Error -> cannot generate CSRF token for a host because

jos · March 25, 2018, 7:46pm

hmm, I ran a mix deps.update --all and I think I got a new version of plug (1.5) installed.
Im getting an error now on a call to a different Phoenix umbrella app.

cannot generate CSRF token for a host because get_csrf_token_for/1 is invoked in a separate process than the one that started the request

Im running an umbrella behind a proxy, so I think the error is correct, its a separate proces where the call is coming from

I read in the plug documentation allow_hosts option, maybe this would solve my problem?
But where so i set this option in phoenix?

sean · March 29, 2018, 9:43pm

I’m also experiencing this issue.

OvermindDL1 · March 29, 2018, 9:54pm

A few things could cause this, one is not having the CSRF protection plugin the pipeline, another would be having a server handle the request for the wrong host, etc…

See code at:

github.com

elixir-plug/plug/blob/fbc55581457b6263053573867fb876d90a5517b0/lib/plug/csrf_protection.ex#L181




    %{secret_key_base: secret} = secrets ->
      unmasked = unmasked_csrf_token()
      message = generate_token() <> host
      key = KeyGenerator.generate(secret, unmasked)
      token = MessageVerifier.sign(message, key)
      Process.put(:plug_csrf_token_per_host, Map.put(secrets, host, token))
      token


    _ ->
      raise "cannot generate CSRF token for a host because get_csrf_token_for/1 is invoked " <>
              "in a separate process than the one that started the request"
  end
end


@doc """
Deletes the CSRF token from the process dictionary.


This will force the token to be deleted once the response is sent.
"""
def delete_csrf_token do

sean · March 29, 2018, 10:20pm

Thanks for help. FWIW I’m seeing this error in a Phoenix app which appears to be invoking the Plug.CSRFProtection, i.e. it’s not explicitly listed in my Plug pipeline.

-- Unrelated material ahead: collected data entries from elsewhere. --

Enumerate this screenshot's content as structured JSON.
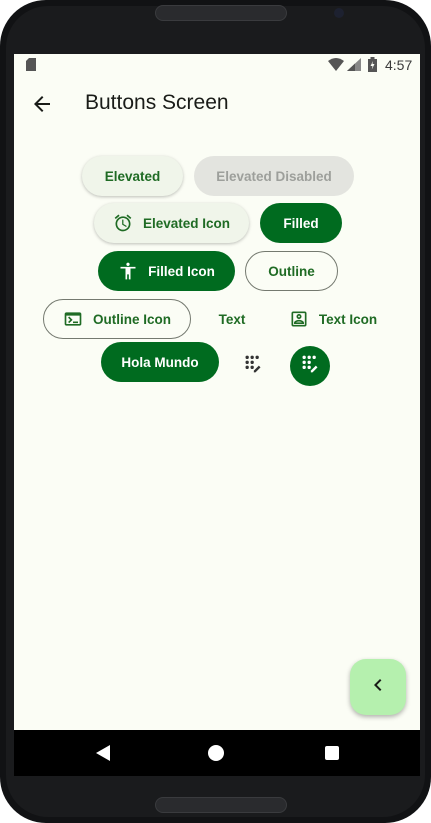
{
  "status_bar": {
    "time": "4:57",
    "icons": [
      "sd-card-icon",
      "wifi-icon",
      "signal-icon",
      "battery-icon"
    ]
  },
  "app_bar": {
    "title": "Buttons Screen",
    "back_icon": "arrow-back-icon"
  },
  "buttons": {
    "elevated": "Elevated",
    "elevated_disabled": "Elevated Disabled",
    "elevated_icon": "Elevated Icon",
    "filled": "Filled",
    "filled_icon": "Filled Icon",
    "outline": "Outline",
    "outline_icon": "Outline Icon",
    "text": "Text",
    "text_icon": "Text Icon",
    "hola_mundo": "Hola Mundo"
  },
  "icons": {
    "elevated_icon": "alarm-clock-icon",
    "filled_icon": "accessibility-person-icon",
    "outline_icon": "terminal-icon",
    "text_icon": "portrait-icon",
    "icon_button": "dialpad-edit-icon",
    "filled_icon_button": "dialpad-edit-icon",
    "fab": "chevron-left-icon"
  },
  "colors": {
    "primary": "#006b1f",
    "on_primary": "#ffffff",
    "surface": "#fbfdf5",
    "elevated_container": "#f0f5ea",
    "fab_container": "#b5f0ae",
    "disabled_container": "#e3e4df"
  },
  "nav_bar": {
    "buttons": [
      "back-triangle",
      "home-circle",
      "recents-square"
    ]
  }
}
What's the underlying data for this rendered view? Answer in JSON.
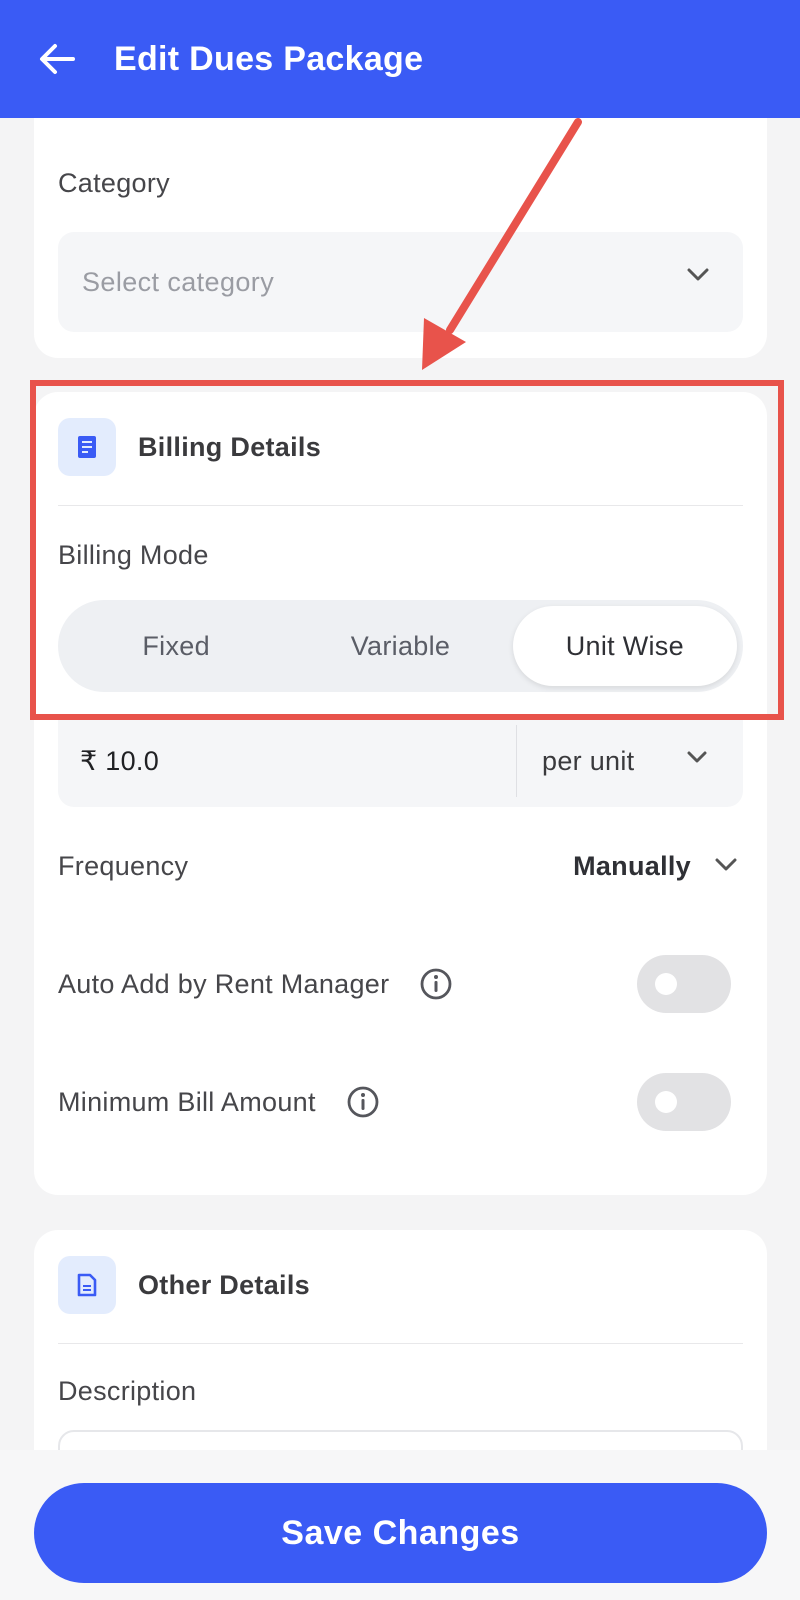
{
  "header": {
    "title": "Edit Dues Package"
  },
  "category": {
    "label": "Category",
    "placeholder": "Select category"
  },
  "billing": {
    "title": "Billing Details",
    "mode_label": "Billing Mode",
    "modes": [
      "Fixed",
      "Variable",
      "Unit Wise"
    ],
    "selected_mode": "Unit Wise",
    "price_value": "₹ 10.0",
    "unit": "per unit",
    "frequency_label": "Frequency",
    "frequency_value": "Manually",
    "auto_add_label": "Auto Add by Rent Manager",
    "auto_add_enabled": false,
    "min_bill_label": "Minimum Bill Amount",
    "min_bill_enabled": false
  },
  "other": {
    "title": "Other Details",
    "description_label": "Description"
  },
  "footer": {
    "save_label": "Save Changes"
  },
  "colors": {
    "primary": "#3a5bf5",
    "annotation": "#e8534b",
    "icon_bg": "#e3ecfd"
  },
  "icons": [
    "back-arrow-icon",
    "chevron-down-icon",
    "receipt-icon",
    "info-icon",
    "document-icon"
  ]
}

 test/views/layout_view_test.exs:38
 ** (RuntimeError) cannot generate CSRF token for a host because get_csrf_token_for/1 is invoked in a separate process than the one that started the request
 stacktrace:
   (plug) lib/plug/csrf_protection.ex:181: Plug.CSRFProtection.get_csrf_token_for/1
   (phoenix_html) lib/phoenix_html/tag.ex:267: Phoenix.HTML.Tag.csrf_token_tag/3
   (phoenix_html) lib/phoenix_html/tag.ex:220: Phoenix.HTML.Tag.form_tag/2
   (phoenix_html) lib/phoenix_html/form.ex:288: Phoenix.HTML.Form.form_for/4
...

sean · March 30, 2018, 12:20am

Looks like maybe Phoenix.HTML doesn’t provide a way to thread the :allow_hosts option through to its call to Plug.CSRFProtection.get_csrf_token_for:

github.com

phoenixframework/phoenix_html/blob/c5843aedc92ade21f6c6a544b7538b90f6e5d257/lib/phoenix_html/tag.ex#L267


def form_tag(action, options, do: block) do
  html_escape([form_tag(action, options), block, raw("</form>")])
end


defp csrf_token_tag(to, opts, extra) do
  case Keyword.pop(opts, :csrf_token, true) do
    {csrf_token, opts} when is_binary(csrf_token) ->
      {extra <> ~s'<input name="#{@csrf_param}" type="hidden" value="#{csrf_token}">', opts}


    {true, opts} ->
      csrf_token = Plug.CSRFProtection.get_csrf_token_for(to)
      {extra <> ~s'<input name="#{@csrf_param}" type="hidden" value="#{csrf_token}">', opts}


    {false, opts} ->
      {extra, opts}
  end
end


@doc """
Generates a meta tag with CSRF information.

OvermindDL1 · March 30, 2018, 2:51pm

So is this only happening during testing?

jos · March 30, 2018, 3:16pm

Nope, it happens on :dev :test and :prod

I ‘fixed’ my problem to move the rendering of form partials to the same host as where the call is coming from.

I didnt look further in it for now because I needed a quick fix. It seems to do with plug 1.5 and html_phoenix, form_for

OvermindDL1 · March 30, 2018, 4:12pm

Wait what? How are you generating form partials on ‘other’ servers? o.O

jos · March 30, 2018, 7:27pm

Yes I do

OvermindDL1 · March 30, 2018, 9:11pm

How though? I’m quite curious!

griffinbyatt · March 31, 2018, 12:13am

The allow_hosts option will be configured with the protect_from_forgery plug in your router!

daveboo · April 8, 2020, 12:06am

I can’t find any help on how to do this?